The first Zbrunk dashboard

No more timestamps in code

I added functions to get Unix timestamps from lines in human-readable time format, e.g. “2019.12.10 13:00:00”.

Instead of a date, you can use words:

  • Today
  • Yesterday
  • N days ago
  • Beginning of Time
  • End of Time

API requests will continue to support only Unix timestamps.

An even more universal HTTP Event collector

I made some changes to the data import. As you know, in the Splunk HTTP Event collector there is no need to set the index in which the events will be stored, because the collector is associated with authentication token. So, if you have many indexes, you have to deal with many authentication tokens. Strictly speaking, we have no indexes in Zbrunk, only event_type for each event. So, I went a little further and changed the behavior of connectors. Now you can set event_type in authentication token (like in Splunk) or directly in events.

# Authentication tokens for Zbrunk collector
collector_auth_tokens = {"8DEE8A67-7700-4BA7-8CBF-4B917CE2352B": {"event_type": "test_event"}, "8DEE8A67-7700-4BA7-8CBF-4B917CE23441": {}}

With the second token you can set event_type like this:

events = list()
events.append({"time": get_ts("Current"), "event_type": "test_event", "host": "test_host", "event": {"test_key": "test_line1"}})
events.append({"time": get_ts("Current"), "event_type": "test_event", "host": "test_host", "event": {"test_key": "test_line2"}})
collector_token = '8DEE8A67-7700-4BA7-8CBF-4B917CE23441'
print("Sending Events")
print("Results: " + str(send_to_collector(server=server, events=events, collector_token=collector_token)))

Tables as events

Tables in Zbrunk will be stored as events. I created an example script that creates several tables with test data, that I will show in test dashboard.

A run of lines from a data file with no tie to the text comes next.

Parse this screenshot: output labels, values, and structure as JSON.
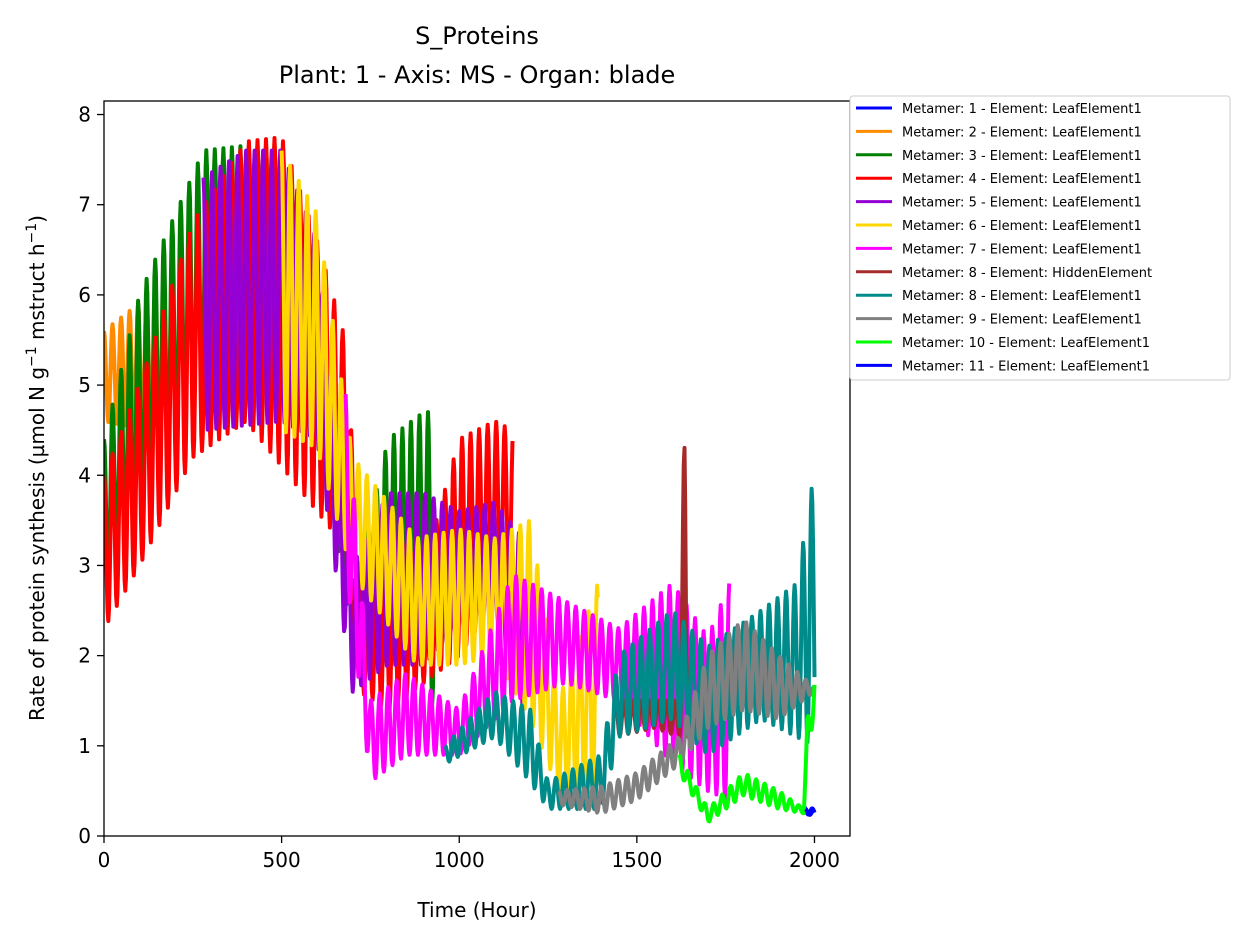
{
  "chart_data": {
    "type": "line",
    "title": "S_Proteins",
    "subtitle": "Plant: 1 - Axis: MS - Organ: blade",
    "xlabel": "Time (Hour)",
    "ylabel_main": "Rate of protein synthesis (µmol N g",
    "ylabel_sup1": "−1",
    "ylabel_mid": " mstruct h",
    "ylabel_sup2": "−1",
    "ylabel_end": ")",
    "xlim": [
      0,
      2100
    ],
    "ylim": [
      0,
      8.15
    ],
    "xticks": [
      0,
      500,
      1000,
      1500,
      2000
    ],
    "xtick_labels": [
      "0",
      "500",
      "1000",
      "1500",
      "2000"
    ],
    "yticks": [
      0,
      1,
      2,
      3,
      4,
      5,
      6,
      7,
      8
    ],
    "ytick_labels": [
      "0",
      "1",
      "2",
      "3",
      "4",
      "5",
      "6",
      "7",
      "8"
    ],
    "grid": false,
    "legend_position": "outside-right-top",
    "series": [
      {
        "name": "Metamer: 1 - Element: LeafElement1",
        "color": "#0000ff",
        "x_start": 1970,
        "x_end": 2000,
        "period": 24,
        "low": [
          [
            1970,
            0.25
          ],
          [
            2000,
            0.22
          ]
        ],
        "high": [
          [
            1970,
            0.33
          ],
          [
            2000,
            0.3
          ]
        ]
      },
      {
        "name": "Metamer: 2 - Element: LeafElement1",
        "color": "#ff8c00",
        "x_start": 0,
        "x_end": 260,
        "period": 24,
        "low": [
          [
            0,
            4.6
          ],
          [
            130,
            4.5
          ],
          [
            260,
            4.7
          ]
        ],
        "high": [
          [
            0,
            5.6
          ],
          [
            130,
            6.0
          ],
          [
            260,
            6.4
          ]
        ]
      },
      {
        "name": "Metamer: 3 - Element: LeafElement1",
        "color": "#008000",
        "x_start": 0,
        "x_end": 930,
        "period": 24,
        "low": [
          [
            0,
            2.7
          ],
          [
            100,
            3.5
          ],
          [
            280,
            4.7
          ],
          [
            500,
            4.6
          ],
          [
            650,
            3.4
          ],
          [
            720,
            1.7
          ],
          [
            800,
            1.6
          ],
          [
            900,
            1.7
          ],
          [
            930,
            1.4
          ]
        ],
        "high": [
          [
            0,
            4.4
          ],
          [
            100,
            6.0
          ],
          [
            280,
            7.6
          ],
          [
            500,
            7.7
          ],
          [
            650,
            5.5
          ],
          [
            720,
            3.0
          ],
          [
            800,
            4.4
          ],
          [
            900,
            4.7
          ],
          [
            930,
            4.7
          ]
        ]
      },
      {
        "name": "Metamer: 4 - Element: LeafElement1",
        "color": "#ff0000",
        "x_start": 0,
        "x_end": 1150,
        "period": 24,
        "low": [
          [
            0,
            2.3
          ],
          [
            100,
            3.0
          ],
          [
            250,
            4.2
          ],
          [
            400,
            4.6
          ],
          [
            600,
            3.6
          ],
          [
            680,
            3.2
          ],
          [
            720,
            1.6
          ],
          [
            800,
            1.4
          ],
          [
            900,
            1.7
          ],
          [
            1000,
            2.0
          ],
          [
            1100,
            2.6
          ],
          [
            1150,
            2.7
          ]
        ],
        "high": [
          [
            0,
            4.0
          ],
          [
            100,
            5.0
          ],
          [
            250,
            6.8
          ],
          [
            400,
            7.7
          ],
          [
            500,
            7.75
          ],
          [
            600,
            6.6
          ],
          [
            680,
            5.5
          ],
          [
            720,
            3.0
          ],
          [
            800,
            3.4
          ],
          [
            900,
            3.0
          ],
          [
            1000,
            4.4
          ],
          [
            1100,
            4.6
          ],
          [
            1150,
            4.5
          ]
        ]
      },
      {
        "name": "Metamer: 5 - Element: LeafElement1",
        "color": "#9400d3",
        "x_start": 280,
        "x_end": 1180,
        "period": 24,
        "low": [
          [
            280,
            4.5
          ],
          [
            500,
            4.6
          ],
          [
            600,
            4.4
          ],
          [
            700,
            1.6
          ],
          [
            800,
            1.9
          ],
          [
            900,
            1.9
          ],
          [
            1000,
            2.3
          ],
          [
            1100,
            2.5
          ],
          [
            1180,
            1.2
          ]
        ],
        "high": [
          [
            280,
            7.3
          ],
          [
            400,
            7.6
          ],
          [
            500,
            7.6
          ],
          [
            600,
            6.6
          ],
          [
            700,
            3.0
          ],
          [
            800,
            3.8
          ],
          [
            900,
            3.8
          ],
          [
            1000,
            3.6
          ],
          [
            1100,
            3.7
          ],
          [
            1180,
            3.3
          ]
        ]
      },
      {
        "name": "Metamer: 6 - Element: LeafElement1",
        "color": "#ffd700",
        "x_start": 500,
        "x_end": 1390,
        "period": 24,
        "low": [
          [
            500,
            4.5
          ],
          [
            600,
            4.3
          ],
          [
            700,
            2.9
          ],
          [
            880,
            1.9
          ],
          [
            1000,
            1.9
          ],
          [
            1100,
            2.0
          ],
          [
            1200,
            1.3
          ],
          [
            1280,
            0.5
          ],
          [
            1390,
            0.5
          ]
        ],
        "high": [
          [
            500,
            7.6
          ],
          [
            600,
            6.9
          ],
          [
            700,
            4.2
          ],
          [
            880,
            3.3
          ],
          [
            1000,
            3.4
          ],
          [
            1100,
            3.3
          ],
          [
            1200,
            3.5
          ],
          [
            1280,
            1.5
          ],
          [
            1390,
            2.8
          ]
        ]
      },
      {
        "name": "Metamer: 7 - Element: LeafElement1",
        "color": "#ff00ff",
        "x_start": 680,
        "x_end": 1760,
        "period": 24,
        "low": [
          [
            680,
            3.0
          ],
          [
            750,
            0.6
          ],
          [
            850,
            0.9
          ],
          [
            1000,
            0.9
          ],
          [
            1150,
            1.5
          ],
          [
            1300,
            1.7
          ],
          [
            1450,
            1.5
          ],
          [
            1600,
            0.8
          ],
          [
            1700,
            0.5
          ],
          [
            1760,
            0.4
          ]
        ],
        "high": [
          [
            680,
            4.9
          ],
          [
            750,
            1.5
          ],
          [
            850,
            1.8
          ],
          [
            1000,
            1.4
          ],
          [
            1150,
            2.9
          ],
          [
            1300,
            2.6
          ],
          [
            1450,
            2.3
          ],
          [
            1600,
            2.8
          ],
          [
            1700,
            2.2
          ],
          [
            1760,
            2.8
          ]
        ]
      },
      {
        "name": "Metamer: 8 - Element: HiddenElement",
        "color": "#a52a2a",
        "x_start": 1440,
        "x_end": 1650,
        "period": 24,
        "low": [
          [
            1440,
            1.1
          ],
          [
            1550,
            1.2
          ],
          [
            1620,
            1.1
          ],
          [
            1650,
            1.1
          ]
        ],
        "high": [
          [
            1440,
            1.5
          ],
          [
            1550,
            1.5
          ],
          [
            1620,
            1.5
          ],
          [
            1635,
            4.75
          ],
          [
            1650,
            1.6
          ]
        ]
      },
      {
        "name": "Metamer: 8 - Element: LeafElement1",
        "color": "#008b8b",
        "x_start": 960,
        "x_end": 2000,
        "period": 24,
        "low": [
          [
            960,
            0.8
          ],
          [
            1100,
            1.1
          ],
          [
            1200,
            0.6
          ],
          [
            1250,
            0.3
          ],
          [
            1400,
            0.3
          ],
          [
            1450,
            1.1
          ],
          [
            1600,
            1.3
          ],
          [
            1700,
            0.9
          ],
          [
            1850,
            1.3
          ],
          [
            2000,
            1.0
          ]
        ],
        "high": [
          [
            960,
            1.0
          ],
          [
            1100,
            1.6
          ],
          [
            1200,
            1.4
          ],
          [
            1250,
            0.6
          ],
          [
            1400,
            0.9
          ],
          [
            1450,
            2.0
          ],
          [
            1600,
            2.5
          ],
          [
            1700,
            2.1
          ],
          [
            1850,
            2.5
          ],
          [
            1950,
            2.8
          ],
          [
            2000,
            4.05
          ]
        ]
      },
      {
        "name": "Metamer: 9 - Element: LeafElement1",
        "color": "#808080",
        "x_start": 1280,
        "x_end": 2000,
        "period": 24,
        "low": [
          [
            1280,
            0.35
          ],
          [
            1400,
            0.25
          ],
          [
            1500,
            0.4
          ],
          [
            1620,
            0.8
          ],
          [
            1700,
            1.2
          ],
          [
            1800,
            1.4
          ],
          [
            1900,
            1.3
          ],
          [
            2000,
            1.6
          ]
        ],
        "high": [
          [
            1280,
            0.5
          ],
          [
            1400,
            0.55
          ],
          [
            1500,
            0.7
          ],
          [
            1620,
            1.1
          ],
          [
            1700,
            2.0
          ],
          [
            1800,
            2.4
          ],
          [
            1900,
            2.0
          ],
          [
            2000,
            1.65
          ]
        ]
      },
      {
        "name": "Metamer: 10 - Element: LeafElement1",
        "color": "#00ff00",
        "x_start": 1620,
        "x_end": 2000,
        "period": 24,
        "low": [
          [
            1620,
            0.7
          ],
          [
            1700,
            0.15
          ],
          [
            1800,
            0.45
          ],
          [
            1900,
            0.3
          ],
          [
            1970,
            0.25
          ],
          [
            1980,
            1.0
          ],
          [
            2000,
            1.3
          ]
        ],
        "high": [
          [
            1620,
            0.9
          ],
          [
            1700,
            0.3
          ],
          [
            1800,
            0.7
          ],
          [
            1900,
            0.5
          ],
          [
            1970,
            0.3
          ],
          [
            1980,
            1.3
          ],
          [
            2000,
            1.8
          ]
        ]
      },
      {
        "name": "Metamer: 11 - Element: LeafElement1",
        "color": "#0000ff",
        "x_start": 1975,
        "x_end": 2000,
        "period": 24,
        "low": [
          [
            1975,
            0.22
          ],
          [
            2000,
            0.25
          ]
        ],
        "high": [
          [
            1975,
            0.3
          ],
          [
            2000,
            0.28
          ]
        ]
      }
    ]
  }
}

For example, I have a table:

Important Table

col1 col2
value1 value2
value3 value4
value4 value5

I will import it as “settings” event:

events.append({"time": get_ts("Current"), "event_type": "test_table_settings", "host": "test_host", "event": {"title":"Important Table", "col_order":["col1","col2"]}})

And “content” events:

events.append({"time": get_ts("Current"), "event_type": "test_table_content", "host": "test_host", "event": {"content":{"col1":"value1", "col2":"valuе2"}}})
events.append({"time": get_ts("Current"), "event_type": "test_table_content", "host": "test_host", "event": {"content":{"col1":"value3", "col2":"valuе4"}}})
events.append({"time": get_ts("Current"), "event_type": "test_table_content", "host": "test_host", "event": {"content":{"col1":"value5", "col2":"valuе6"}}})

Dashboards

Finally, I created my first Zbrunk dashboard 🙂 I needed js scripts to access the API and get the tables stored as events, and then draw the tables based on this data. So now I have this test “Agent Installation Tasks” dashboard.

The first Zbrunk dashboard

All the data is currently displayed as tables. As you know, in Splunk, each widget is also a table that can be displayed in various forms. So, I need to do some more JavaScript coding to make the charts out of this tables.

For me, making the front-end part is the most challenging and painful. 🙂 So, if you want to take part in this open source project, you are welcome to participate.